Before leaving office, Gov. Jay Nixon, a Democrat, cut $200 million from this year’s budget. But Fitzpatrick said that won’t be enough.
Greitens, a Republican, will need to cut an additional $200 million this year, Fitzpatrick said, and even then lawmakers still must find additional savings to craft a balanced budget for next year.
“We have a pretty difficult task ahead, and there’s going to be a lot of hard decisions that we’re going to have to make,” Fitzpatrick said.
Since taking office, Greitens hasn’t provided details on which programs could be affected by expected cuts. And instead of delivering his fiscal year 2018 budget proposal next week during the governor’s annual state of the state address, Greitens plans to wait until early next month.
The governor issued a statement Thursday announcing that state revenue was projected to be $9.4 billion in fiscal year 2018, but he mostly spoke in generalities, saying that for too long “government hasn’t been fiscally responsible or accountable. That changes now.”
Speaking to reporters the same day, Greitens declined to answer any questions that were not related to the ice storm dominating weather forecasts.
Fitzpatrick said he had spoken with the governor’s staff and while Greitens’ delay in rolling out his budget proposals will slow the process, it won’t adversely impact the work lawmakers will have to do.
Democrats aren’t so sure.
“I wish we were going to hear something on our budget,” House Minority Leader Gail McCann Beatty, a Kansas City Democrat, said about Greitens’ state of the state address. “That’s always been one of the priorities, getting the budget started early.

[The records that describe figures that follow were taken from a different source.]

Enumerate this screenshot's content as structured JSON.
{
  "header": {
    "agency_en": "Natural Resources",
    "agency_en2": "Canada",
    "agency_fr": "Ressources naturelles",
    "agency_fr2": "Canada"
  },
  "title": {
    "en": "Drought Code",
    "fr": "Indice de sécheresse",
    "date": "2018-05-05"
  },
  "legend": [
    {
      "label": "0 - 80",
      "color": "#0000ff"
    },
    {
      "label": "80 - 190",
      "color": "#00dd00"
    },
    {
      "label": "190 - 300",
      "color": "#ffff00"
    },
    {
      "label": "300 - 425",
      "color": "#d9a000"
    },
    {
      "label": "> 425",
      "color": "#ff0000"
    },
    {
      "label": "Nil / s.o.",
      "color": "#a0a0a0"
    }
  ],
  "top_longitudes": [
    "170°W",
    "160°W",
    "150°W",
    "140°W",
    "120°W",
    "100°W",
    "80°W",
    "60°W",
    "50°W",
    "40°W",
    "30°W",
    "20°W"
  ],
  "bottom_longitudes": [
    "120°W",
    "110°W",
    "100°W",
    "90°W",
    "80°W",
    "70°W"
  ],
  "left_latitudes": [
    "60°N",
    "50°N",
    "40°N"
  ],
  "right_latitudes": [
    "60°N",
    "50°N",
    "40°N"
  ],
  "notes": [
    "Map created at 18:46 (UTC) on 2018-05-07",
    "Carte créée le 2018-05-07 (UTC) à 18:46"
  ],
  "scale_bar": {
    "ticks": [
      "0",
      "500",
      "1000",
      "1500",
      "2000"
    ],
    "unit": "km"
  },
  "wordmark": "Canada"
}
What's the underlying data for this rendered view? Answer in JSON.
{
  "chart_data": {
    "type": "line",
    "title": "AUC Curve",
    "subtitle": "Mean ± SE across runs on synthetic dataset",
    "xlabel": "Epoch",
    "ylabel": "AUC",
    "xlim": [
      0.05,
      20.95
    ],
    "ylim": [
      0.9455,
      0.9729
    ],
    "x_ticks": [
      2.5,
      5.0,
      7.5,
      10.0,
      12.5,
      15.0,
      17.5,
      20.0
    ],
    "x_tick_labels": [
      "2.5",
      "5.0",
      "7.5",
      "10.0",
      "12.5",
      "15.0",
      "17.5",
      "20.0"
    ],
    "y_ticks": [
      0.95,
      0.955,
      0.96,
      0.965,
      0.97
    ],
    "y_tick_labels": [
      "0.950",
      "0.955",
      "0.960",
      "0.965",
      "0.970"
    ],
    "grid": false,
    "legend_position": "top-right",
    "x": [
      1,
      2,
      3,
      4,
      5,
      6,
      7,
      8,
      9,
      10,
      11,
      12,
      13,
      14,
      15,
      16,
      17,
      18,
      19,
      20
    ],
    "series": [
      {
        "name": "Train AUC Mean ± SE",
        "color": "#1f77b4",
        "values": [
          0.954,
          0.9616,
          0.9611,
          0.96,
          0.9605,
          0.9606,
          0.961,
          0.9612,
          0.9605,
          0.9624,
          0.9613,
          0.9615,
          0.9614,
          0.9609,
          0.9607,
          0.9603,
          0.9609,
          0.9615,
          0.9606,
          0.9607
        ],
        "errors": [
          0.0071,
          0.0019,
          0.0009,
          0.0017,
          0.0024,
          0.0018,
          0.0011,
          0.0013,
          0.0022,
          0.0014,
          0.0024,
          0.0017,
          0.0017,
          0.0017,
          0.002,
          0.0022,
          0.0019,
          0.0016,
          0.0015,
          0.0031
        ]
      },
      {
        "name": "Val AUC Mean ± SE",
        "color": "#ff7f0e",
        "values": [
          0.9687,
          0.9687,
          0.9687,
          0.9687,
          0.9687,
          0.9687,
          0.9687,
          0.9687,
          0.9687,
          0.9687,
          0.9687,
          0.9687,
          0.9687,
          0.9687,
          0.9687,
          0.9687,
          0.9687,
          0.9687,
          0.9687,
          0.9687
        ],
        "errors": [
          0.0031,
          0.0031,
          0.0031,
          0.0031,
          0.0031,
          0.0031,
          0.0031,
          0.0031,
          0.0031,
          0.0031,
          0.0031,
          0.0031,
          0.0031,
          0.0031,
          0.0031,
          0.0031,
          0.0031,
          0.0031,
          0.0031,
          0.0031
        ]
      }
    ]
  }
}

We already know we’re not going to hear that, and that’s a problem.”
The situation isn’t as dire as the one facing Kansas lawmakers, who four years after approving massive tax cuts for individuals and businesses continue to struggle to balance the state’s finances.
But Missouri’s budget woes are real, and the situation runs the risk of opening a fissure within the GOP over an issue that has historically united the party: tax cuts.
Sen. Will Kraus, a Lee’s Summit Republican, is pushing legislation that would phase out corporate income taxes over three years.
The state’s corporate income tax collections are already on the decline, dropping from $244.9 million in December 2015 to $179.9 million in December 2016. At a recent hearing by the Senate Ways and Means Committee, Kraus said the rewards of ending the tax would outweigh any costs.
“It’s not a huge amount of money for us to be able to adjust,” said Kraus, who chairs the committee. He said he believes phasing out the tax would help attract businesses to the state.
“This is an opportunity,” he said, “for us to let people know Missouri is open for business.”
Jim Moody, the former budget director for Republican Gov. John Ashcroft and now a lobbyist for the Civic Council of Greater Kansas City, argued against ending the tax, saying it would make Missouri’s budget even more reliant on individual income taxes.
In 1991, Moody said, individual income taxes made up 48 percent of the state’s budget. They now make up 70 percent. Meanwhile, corporate taxes made up 8.4 percent in 1991, compared to 3.2 percent today.
Income tax cuts approved by Missouri lawmakers in 2014 have not yet begun to phase in, Moody noted, and when they do they’ll put additional pressure on the state’s finances.
“We think we’d be better off with investments in education, for example, than more tax cuts,” he said.
Critics also note that one advantage Kansas lawmakers have as they have grappled with budget shortfalls is that they can raise taxes. Missouri’s constitution requires tax increases to be placed on the ballot for a vote of the people, tying lawmakers’ hands if the budget issues were to worsen.
Fitzpatrick said additional tax cuts are unlikely this year unless lawmakers can figure out some way to pay for them, such as cutting tax incentives for businesses. Greitens’ staff floated a similar idea last month.
“Unless we can come up with some sort of tax credit reform that will help offset that cost,” Fitzpatrick said, “I don’t see that it’s realistic to eliminate the corporate income tax.”